Le couple a tout de suite été séduit par Antonin.

"Il est humble et courageux. On a craqué pour sa petite bouille  avec son mètre 90. Il faisait 120 kilos chez nous et on voit qu'il déjà  perdu 10 kilos en un mois". 

Ils sont même allés jusqu'à le dorloter. "Le matin avant son départ, on est allé lui apporter le petit déj, au mobilhome. C'est mon mari qui voulait. Il m'a dit viens ! on va aller lui porter à manger. Beaucoup de lait pour ses os, des croissants, et des pains au chocolat". Et la séquence cocooning ne s'arrête pas là.

"La ville de Bayeux lui a offert un pack détente au centre aquatique à côté avec séances bien-être et balnéo. On s'est bien occupé de lui. Il le mérite. Et puis, franchement, c'est un petit mec super, super attachant".

Emmanuelle Ameline

"Je n'ai pas la prétention d'apprendre quoi que soit à quiconque, juste à ma mesure, avec mon vécu, j'essaie d' expliquer comment ça fonctionne, quels sont les signes avant-coureurs", explique le jeune adulte.
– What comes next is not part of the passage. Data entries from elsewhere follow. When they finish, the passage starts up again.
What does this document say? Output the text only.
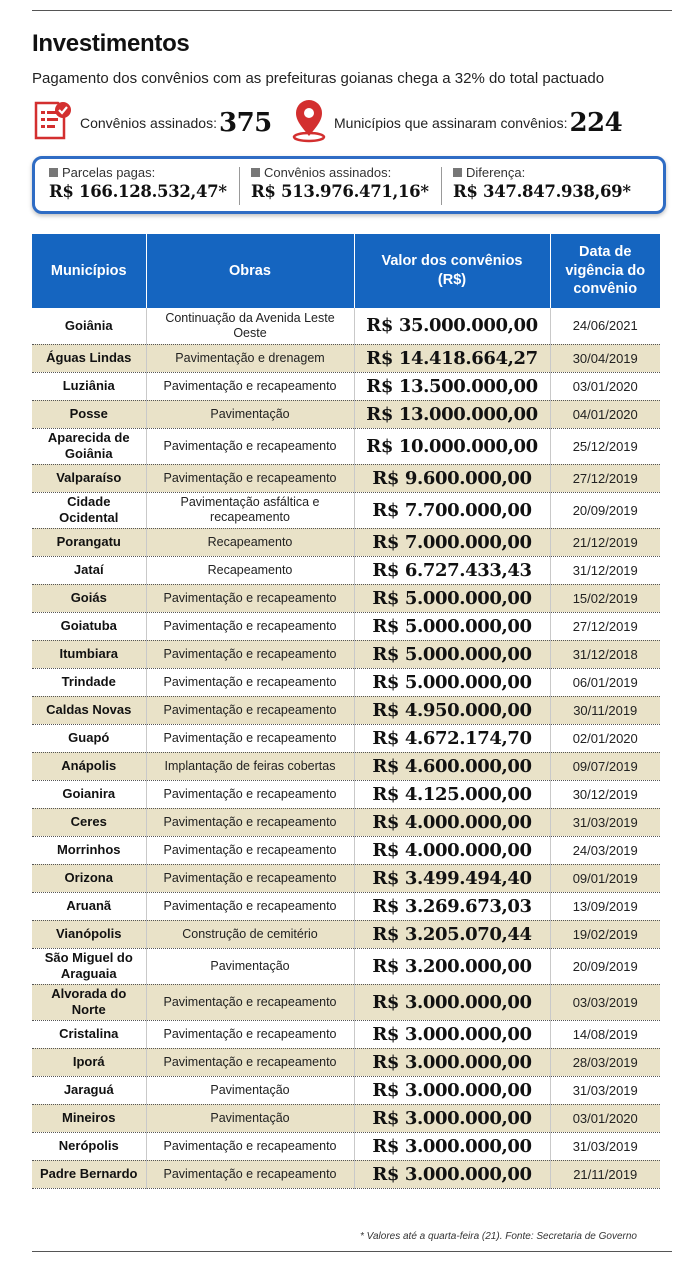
Investimentos

Pagamento dos convênios com as prefeituras goianas chega a 32% do total pactuado

Convênios assinados: 375	Municípios que assinaram convênios: 224
Parcelas pagas:
R$ 166.128.532,47*
Convênios assinados:
R$ 513.976.471,16*
Diferença:
R$ 347.847.938,69*
Municípios	Obras	Valor dos convênios (R$)	Data de vigência do convênio
Goiânia	Continuação da Avenida Leste Oeste	R$ 35.000.000,00	24/06/2021
Águas Lindas	Pavimentação e drenagem	R$ 14.418.664,27	30/04/2019
Luziânia	Pavimentação e recapeamento	R$ 13.500.000,00	03/01/2020
Posse	Pavimentação	R$ 13.000.000,00	04/01/2020
Aparecida de Goiânia	Pavimentação e recapeamento	R$ 10.000.000,00	25/12/2019
Valparaíso	Pavimentação e recapeamento	R$ 9.600.000,00	27/12/2019
Cidade Ocidental	Pavimentação asfáltica e recapeamento	R$ 7.700.000,00	20/09/2019
Porangatu	Recapeamento	R$ 7.000.000,00	21/12/2019
Jataí	Recapeamento	R$ 6.727.433,43	31/12/2019
Goiás	Pavimentação e recapeamento	R$ 5.000.000,00	15/02/2019
Goiatuba	Pavimentação e recapeamento	R$ 5.000.000,00	27/12/2019
Itumbiara	Pavimentação e recapeamento	R$ 5.000.000,00	31/12/2018
Trindade	Pavimentação e recapeamento	R$ 5.000.000,00	06/01/2019
Caldas Novas	Pavimentação e recapeamento	R$ 4.950.000,00	30/11/2019
Guapó	Pavimentação e recapeamento	R$ 4.672.174,70	02/01/2020
Anápolis	Implantação de feiras cobertas	R$ 4.600.000,00	09/07/2019
Goianira	Pavimentação e recapeamento	R$ 4.125.000,00	30/12/2019
Ceres	Pavimentação e recapeamento	R$ 4.000.000,00	31/03/2019
Morrinhos	Pavimentação e recapeamento	R$ 4.000.000,00	24/03/2019
Orizona	Pavimentação e recapeamento	R$ 3.499.494,40	09/01/2019
Aruanã	Pavimentação e recapeamento	R$ 3.269.673,03	13/09/2019
Vianópolis	Construção de cemitério	R$ 3.205.070,44	19/02/2019
São Miguel do Araguaia	Pavimentação	R$ 3.200.000,00	20/09/2019
Alvorada do Norte	Pavimentação e recapeamento	R$ 3.000.000,00	03/03/2019
Cristalina	Pavimentação e recapeamento	R$ 3.000.000,00	14/08/2019
Iporá	Pavimentação e recapeamento	R$ 3.000.000,00	28/03/2019
Jaraguá	Pavimentação	R$ 3.000.000,00	31/03/2019
Mineiros	Pavimentação	R$ 3.000.000,00	03/01/2020
Nerópolis	Pavimentação e recapeamento	R$ 3.000.000,00	31/03/2019
Padre Bernardo	Pavimentação e recapeamento	R$ 3.000.000,00	21/11/2019
* Valores até a quarta-feira (21). Fonte: Secretaria de Governo
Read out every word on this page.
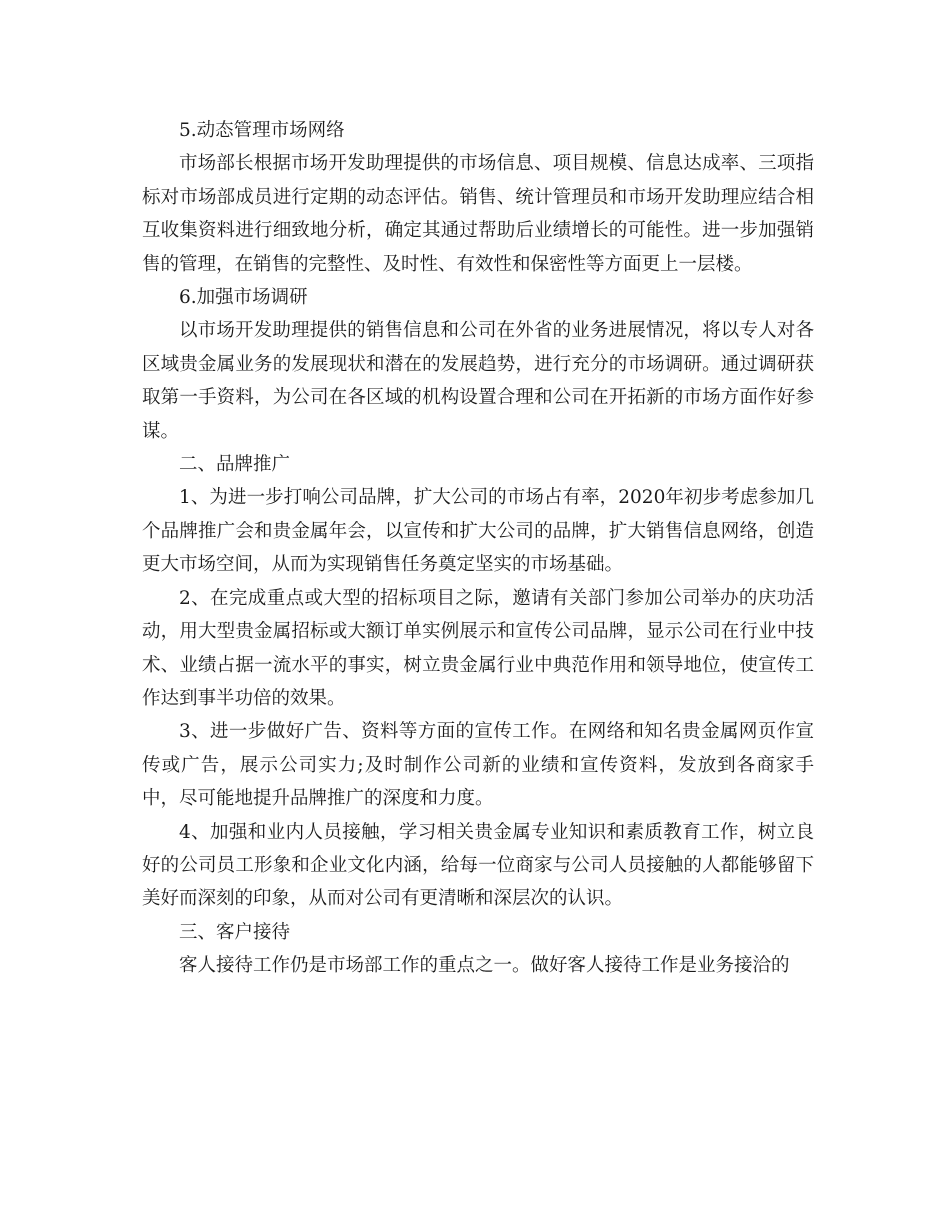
5.动态管理市场网络

市场部长根据市场开发助理提供的市场信息、项目规模、信息达成率、三项指标对市场部成员进行定期的动态评估。销售、统计管理员和市场开发助理应结合相互收集资料进行细致地分析，确定其通过帮助后业绩增长的可能性。进一步加强销售的管理，在销售的完整性、及时性、有效性和保密性等方面更上一层楼。

6.加强市场调研

以市场开发助理提供的销售信息和公司在外省的业务进展情况，将以专人对各区域贵金属业务的发展现状和潜在的发展趋势，进行充分的市场调研。通过调研获取第一手资料，为公司在各区域的机构设置合理和公司在开拓新的市场方面作好参谋。

二、品牌推广

1、为进一步打响公司品牌，扩大公司的市场占有率，2020年初步考虑参加几个品牌推广会和贵金属年会，以宣传和扩大公司的品牌，扩大销售信息网络，创造更大市场空间，从而为实现销售任务奠定坚实的市场基础。

2、在完成重点或大型的招标项目之际，邀请有关部门参加公司举办的庆功活动，用大型贵金属招标或大额订单实例展示和宣传公司品牌，显示公司在行业中技术、业绩占据一流水平的事实，树立贵金属行业中典范作用和领导地位，使宣传工作达到事半功倍的效果。

3、进一步做好广告、资料等方面的宣传工作。在网络和知名贵金属网页作宣传或广告，展示公司实力;及时制作公司新的业绩和宣传资料，发放到各商家手中，尽可能地提升品牌推广的深度和力度。

4、加强和业内人员接触，学习相关贵金属专业知识和素质教育工作，树立良好的公司员工形象和企业文化内涵，给每一位商家与公司人员接触的人都能够留下美好而深刻的印象，从而对公司有更清晰和深层次的认识。

三、客户接待

客人接待工作仍是市场部工作的重点之一。做好客人接待工作是业务接洽的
"Il y a aussi des discussions passionnantes avec les enfants. Quand ils sont en âge de comprendre j'aborde la question avec eux à table et souvent leurs questions sont très pertinentes. Celle qui revient le plus souvent le plus souvent c'est : Comment fait-on, vers qui se tourner si on est harcelé ou harceleur ?"
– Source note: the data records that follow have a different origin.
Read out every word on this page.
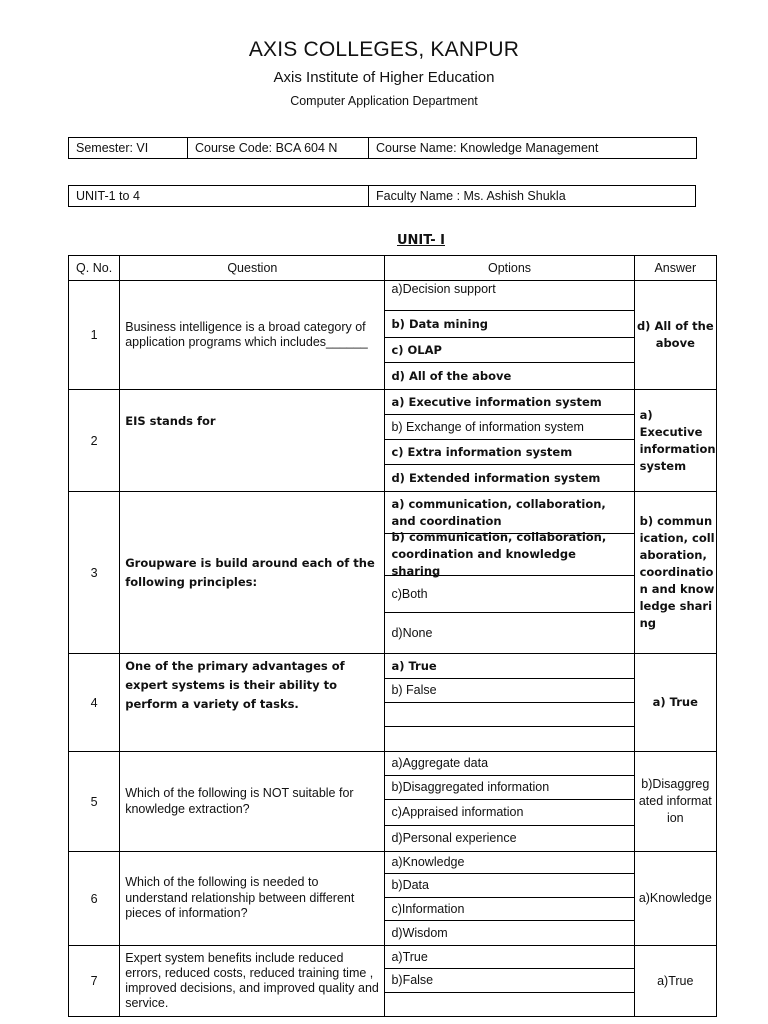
AXIS COLLEGES, KANPUR
Axis Institute of Higher Education
Computer Application Department
Semester: VI	Course Code: BCA 604 N	Course Name: Knowledge Management
UNIT-1 to 4	Faculty Name : Ms. Ashish Shukla
UNIT- I
Q. No.	Question	Options	Answer
1	Business intelligence is a broad category of application programs which includes______	a)Decision support
b) Data mining
c) OLAP
d) All of the above	d) All of the above
2	EIS stands for	a) Executive information system
b) Exchange of information system
c) Extra information system
d) Extended information system	a) Executive information system
3	Groupware is build around each of the following principles:	a) communication, collaboration, and coordination
b) communication, collaboration, coordination and knowledge sharing
c)Both
d)None	b) communication, collaboration, coordination and knowledge sharing
4	One of the primary advantages of expert systems is their ability to perform a variety of tasks.	a) True
b) False	a) True
5	Which of the following is NOT suitable for knowledge extraction?	a)Aggregate data
b)Disaggregated information
c)Appraised information
d)Personal experience	b)Disaggregated information
6	Which of the following is needed to understand relationship between different pieces of information?	a)Knowledge
b)Data
c)Information
d)Wisdom	a)Knowledge
7	Expert system benefits include reduced errors, reduced costs, reduced training time , improved decisions, and improved quality and service.	a)True
b)False	a)True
"Je suis extrêmement fière mais il nous manque"

Pour boucler la boucle, et ces milliers de kilomètres Antonin s'est fixé un an et demi. Vu l'allure, il pourrait arriver au bout en seulement 8 mois. "Ce serait un record! "

S'il marche seul, la famille n'est jamais bien loin. "Mes parents sont à 100, voire 200% derrière moi-même s'il étaient un peu inquiets quand je leur ai présenté mon projet."

Ce n'est pas Marie-Ange la maman qui va dire le contraire.

"Je suis très fière, extrêmement fière de lui forcément. Moi je le suis de très très peu. En temps que maman poule j'étais très inquiète de le savoir seul sur les routes, isolé dans la nature. Aujourd'hui ça va mieux je vois que tout se passe très bien pour lui."

Cette aventure, il y a quelques années en arrière, Marie-Ange n'y aurait pas cru. 

"Il a pris en maturité depuis deux trois ans. C'est un jeune très ouvert qui a toujours besoin d'aller vers les autres. Il n'a jamais aimé laisser les gens seuls. Il cherche le regroupement."

"On n'a rien vu"

A l'époque, comme beaucoup, les parents d'Antonin n'ont rien décelé des souffrances de l'adolescent. Ils ne sont pas rendu compte. Alors lorsqu'ils ont su, il a fallu absorber le choc. 

Quand il me l'a dit, j'étais mal. Je me suis dit : qu'est ce que j'ai raté ? Je n'ai pas vu les signes, Je n'étais pas là quand il en avait besoin. C'est très difficile à accepter de se dire que nous n'avons rien vu

Marie-Ange, maman d'Antonin

Aujourd'hui Marie-Ange ne le lâche pas d'une semelle : "C'est mon petit, il n'a que 18 ans. Le petit dernier d'une fratrie de quatre. Qu'il continue comme ça, c'est un magnifique projet mais quand même qu'il revienne vite à la maison. Il nous manque..."

A la rencontre des scolaires

Le parcours d'Antonin a pour l'instant était ponctué par une intervention scolaire dans un établissement de Jans en Loire-Atlantique. "Ça s'est vraiment très bien passé, j'ai pris la parole devant des classes de CE1,CE2, CM1 et CM2. L'échange a été instructif. Je leur ai parlé du harcèlement bien sûr, de mon voyage et de l'association Marcelment."

D'autres dates sont prévues notamment à la Maison Familiale Rurale de la Roche-sur-Yon en Vendée. "Là je vais rencontrer des étudiants plus vieux que moi. Ils travaillent sur un projet intitulé appréhender la différence, c'est dans ce contexte là que j' interviens."

Dans les jours qui viennent, Antonin sera en Vendée, avec des étapes aux Lucs-sur-Boulogne, à Saint-Philbert-de-Bouaine, à la Génétouze, et à La Roche-sur-Yon. Direction ensuite le littoral et la Rochelle.

L'ennui ce n'est pas pour lui. Antonin pense souvent "à ses sponsors qui lui donnent de la visibilité et surtout aux pompiers du SDIS d'Evreux". Il y a travaillé pour financer son projet. Les gars de la caserne ne perdent pas une miette du périple.

8 000 kilomètres au moins, peut-être plus. Et après ? "J'aimerais bien intégrer l'armée, les Chasseurs Alpins, les élites de l'armée française. Ce tour de France me permet aussi de m'entraîner physiquement et mentalement...Et si je n'y arrive pas, il y aura un autre voyage à pied. Je repartirai sur les routes".